Your CEO’s Child: How it Affects your Wages



We can all recall or imagine the scene seen in many firms, large or small: Somebody has a child, and the employees are gathering to celebrate the happy occasion. Let's make the scene more concrete by saying that the person celebrating the birth of a child is the CEO (chief executive officer), who happens to be a man. Now, if workers are celebrating a CEO becoming a father, there might be some tensions in the room. Some are especially eager to congratulate, thinking of it as good career management. Or maybe they are just especially happy for him, but their coworkers suspect them of doing career management. Things are never completely easy around CEOs.

If they had known about the research by Michael Dahl, Cristian L. Dezso, and David Gaddis Ross in Administrative Science Quarterly, there would have been even more tensions in the room. Chances are that these employees are about to get robbed. Dahl and coauthors looked at the effects of the CEO fathering a child on employee pay, because it would be a way to explore an interesting tension. On one hand, becoming a father might change his values to be more helpful to others. Some CEOs are thought to be short on those values, so a child might help. On the other hand, becoming a father might instead make the CEO think more of providing for his family, and so use more company resources on own rewards rather than employee pay. Either effect would be stronger for the first child. Either effect could happen unconsciously, but given CEO power over pay could be really consequential for the employee.

But now I have teased you long enough with the remark that the employees were about to get robbed, followed by a story of fatherhood and values. What were the findings? Employee pay changed following fatherhood – it fell. That’s right, the finding was not that the growth in employee pay was reduced. It was a drop in employee pay. The effect was larger for a first child. But, there is more. For employee pay, it is especially bad if the CEO has a first-born son, and it is especially bad if the employee is also male. It is less bad if the CEO has a first-born daughter, and it actually good for pay if the employee is female.

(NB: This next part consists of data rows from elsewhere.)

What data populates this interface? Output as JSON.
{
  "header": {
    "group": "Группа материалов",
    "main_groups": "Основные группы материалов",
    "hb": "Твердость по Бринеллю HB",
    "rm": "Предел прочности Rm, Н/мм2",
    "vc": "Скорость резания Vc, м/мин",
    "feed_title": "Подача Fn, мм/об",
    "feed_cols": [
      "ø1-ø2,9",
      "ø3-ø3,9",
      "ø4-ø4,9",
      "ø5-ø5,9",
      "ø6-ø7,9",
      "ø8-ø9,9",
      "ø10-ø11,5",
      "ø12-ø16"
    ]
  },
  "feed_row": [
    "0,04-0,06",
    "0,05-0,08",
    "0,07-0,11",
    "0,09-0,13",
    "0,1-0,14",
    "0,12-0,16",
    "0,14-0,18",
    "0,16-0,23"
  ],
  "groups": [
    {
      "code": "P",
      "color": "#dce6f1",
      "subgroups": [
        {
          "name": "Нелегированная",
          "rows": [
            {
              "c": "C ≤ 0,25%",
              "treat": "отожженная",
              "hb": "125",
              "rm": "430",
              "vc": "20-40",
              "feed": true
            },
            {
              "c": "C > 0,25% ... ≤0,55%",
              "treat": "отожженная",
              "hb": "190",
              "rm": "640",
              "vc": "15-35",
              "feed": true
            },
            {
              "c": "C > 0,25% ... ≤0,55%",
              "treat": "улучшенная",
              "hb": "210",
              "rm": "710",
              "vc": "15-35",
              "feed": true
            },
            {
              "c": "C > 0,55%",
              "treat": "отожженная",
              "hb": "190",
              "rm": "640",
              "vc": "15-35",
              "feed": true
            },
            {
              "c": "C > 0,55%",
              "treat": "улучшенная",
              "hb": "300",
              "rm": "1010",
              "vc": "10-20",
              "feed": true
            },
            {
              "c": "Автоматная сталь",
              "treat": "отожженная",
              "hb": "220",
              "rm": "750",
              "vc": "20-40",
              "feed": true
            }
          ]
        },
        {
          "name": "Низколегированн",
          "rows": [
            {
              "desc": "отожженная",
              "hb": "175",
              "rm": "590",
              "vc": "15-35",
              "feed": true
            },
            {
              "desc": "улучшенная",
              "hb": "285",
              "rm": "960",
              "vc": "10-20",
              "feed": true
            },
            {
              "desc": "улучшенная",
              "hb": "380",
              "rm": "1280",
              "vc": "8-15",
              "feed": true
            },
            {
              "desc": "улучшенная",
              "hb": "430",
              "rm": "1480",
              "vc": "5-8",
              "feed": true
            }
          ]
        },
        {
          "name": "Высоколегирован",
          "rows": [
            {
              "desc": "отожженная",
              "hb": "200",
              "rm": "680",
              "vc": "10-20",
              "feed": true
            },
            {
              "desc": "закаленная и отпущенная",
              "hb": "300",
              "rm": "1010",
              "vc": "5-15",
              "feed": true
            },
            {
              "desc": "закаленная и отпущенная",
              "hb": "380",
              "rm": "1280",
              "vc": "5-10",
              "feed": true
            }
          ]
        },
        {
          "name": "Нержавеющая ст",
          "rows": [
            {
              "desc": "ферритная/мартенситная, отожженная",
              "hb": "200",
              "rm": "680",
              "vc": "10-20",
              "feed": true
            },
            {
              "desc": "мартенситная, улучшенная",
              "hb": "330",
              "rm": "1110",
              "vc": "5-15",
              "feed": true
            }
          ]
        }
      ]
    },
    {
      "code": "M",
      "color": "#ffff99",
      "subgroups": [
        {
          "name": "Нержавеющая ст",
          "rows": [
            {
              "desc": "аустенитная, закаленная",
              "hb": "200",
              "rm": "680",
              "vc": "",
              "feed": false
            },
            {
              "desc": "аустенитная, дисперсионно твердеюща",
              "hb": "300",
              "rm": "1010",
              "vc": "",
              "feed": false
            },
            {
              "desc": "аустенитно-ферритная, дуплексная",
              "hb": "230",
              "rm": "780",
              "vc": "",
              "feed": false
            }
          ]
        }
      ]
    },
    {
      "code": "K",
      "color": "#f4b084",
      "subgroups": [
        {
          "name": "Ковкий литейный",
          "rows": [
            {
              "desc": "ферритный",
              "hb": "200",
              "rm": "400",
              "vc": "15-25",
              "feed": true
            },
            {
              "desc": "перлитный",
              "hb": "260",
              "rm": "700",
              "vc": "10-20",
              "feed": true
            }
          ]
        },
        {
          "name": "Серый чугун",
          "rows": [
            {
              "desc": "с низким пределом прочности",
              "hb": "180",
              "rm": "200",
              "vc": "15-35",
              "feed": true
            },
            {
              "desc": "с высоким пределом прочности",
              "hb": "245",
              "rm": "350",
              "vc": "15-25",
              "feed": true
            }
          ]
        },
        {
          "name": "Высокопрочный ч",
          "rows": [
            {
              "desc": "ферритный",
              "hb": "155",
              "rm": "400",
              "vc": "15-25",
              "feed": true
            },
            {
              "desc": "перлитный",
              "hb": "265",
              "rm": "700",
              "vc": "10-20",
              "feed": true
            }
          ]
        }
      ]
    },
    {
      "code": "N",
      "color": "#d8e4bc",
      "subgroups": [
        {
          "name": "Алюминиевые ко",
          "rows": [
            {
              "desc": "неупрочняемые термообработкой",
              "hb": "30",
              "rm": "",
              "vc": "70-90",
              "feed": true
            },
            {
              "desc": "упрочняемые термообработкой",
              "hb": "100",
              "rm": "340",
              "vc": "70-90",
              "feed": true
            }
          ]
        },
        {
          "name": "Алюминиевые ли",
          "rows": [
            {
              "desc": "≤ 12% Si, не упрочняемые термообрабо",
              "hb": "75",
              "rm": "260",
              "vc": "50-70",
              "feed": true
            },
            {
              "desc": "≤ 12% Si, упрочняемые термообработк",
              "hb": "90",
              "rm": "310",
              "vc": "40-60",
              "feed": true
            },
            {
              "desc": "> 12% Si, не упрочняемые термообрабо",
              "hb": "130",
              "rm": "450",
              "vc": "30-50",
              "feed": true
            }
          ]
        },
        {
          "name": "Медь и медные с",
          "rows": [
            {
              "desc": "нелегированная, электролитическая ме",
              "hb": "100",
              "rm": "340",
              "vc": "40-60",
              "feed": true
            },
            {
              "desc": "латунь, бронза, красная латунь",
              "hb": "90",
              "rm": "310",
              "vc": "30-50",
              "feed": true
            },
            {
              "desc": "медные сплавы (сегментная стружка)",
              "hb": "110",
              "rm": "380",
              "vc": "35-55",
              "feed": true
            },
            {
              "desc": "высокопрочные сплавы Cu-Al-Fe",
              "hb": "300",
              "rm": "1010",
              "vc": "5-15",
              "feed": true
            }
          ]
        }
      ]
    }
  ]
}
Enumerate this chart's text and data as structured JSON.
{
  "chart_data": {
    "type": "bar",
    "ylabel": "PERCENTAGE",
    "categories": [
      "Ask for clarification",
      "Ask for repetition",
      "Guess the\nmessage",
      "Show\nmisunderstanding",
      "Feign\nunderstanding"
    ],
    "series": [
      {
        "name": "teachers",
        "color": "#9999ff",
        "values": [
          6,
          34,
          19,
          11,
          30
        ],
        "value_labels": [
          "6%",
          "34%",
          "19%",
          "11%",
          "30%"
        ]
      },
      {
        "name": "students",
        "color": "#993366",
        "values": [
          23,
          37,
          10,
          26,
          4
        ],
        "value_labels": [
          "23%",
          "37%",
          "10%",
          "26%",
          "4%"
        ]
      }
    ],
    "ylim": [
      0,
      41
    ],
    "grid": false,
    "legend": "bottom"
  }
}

Got that? So the first child does change CEO values. Later ones do too, but not as much. The CEO becomes more helpful if that child is a daughter, and seems to especially appreciate female employees more. But at the same time, the conservation of resources for the family happens too. The CEO conservation of resources hits male employees especially hard, and especially if the child is also male. If you described these findings to me, but replaced CEO with “dominant gorilla,” employee with “gorilla tribe member,” and pay with "food" I would totally believe them, but these are humans working in formal organizations. This is pretty amazing.

Europeans might note that this is just an indication of how US CEOs can do anything they like to their employees, unlike in Europe where rules and unionization prevents such mischief. Sorry, but Dahl and coauthors used Danish data, so all this happened under a set of labor rules made to prevent pay cuts for no good reason.

So what should you do if you are attending a party celebrating the birth of your CEO's child? Have some extra cake; you might be paying for it later.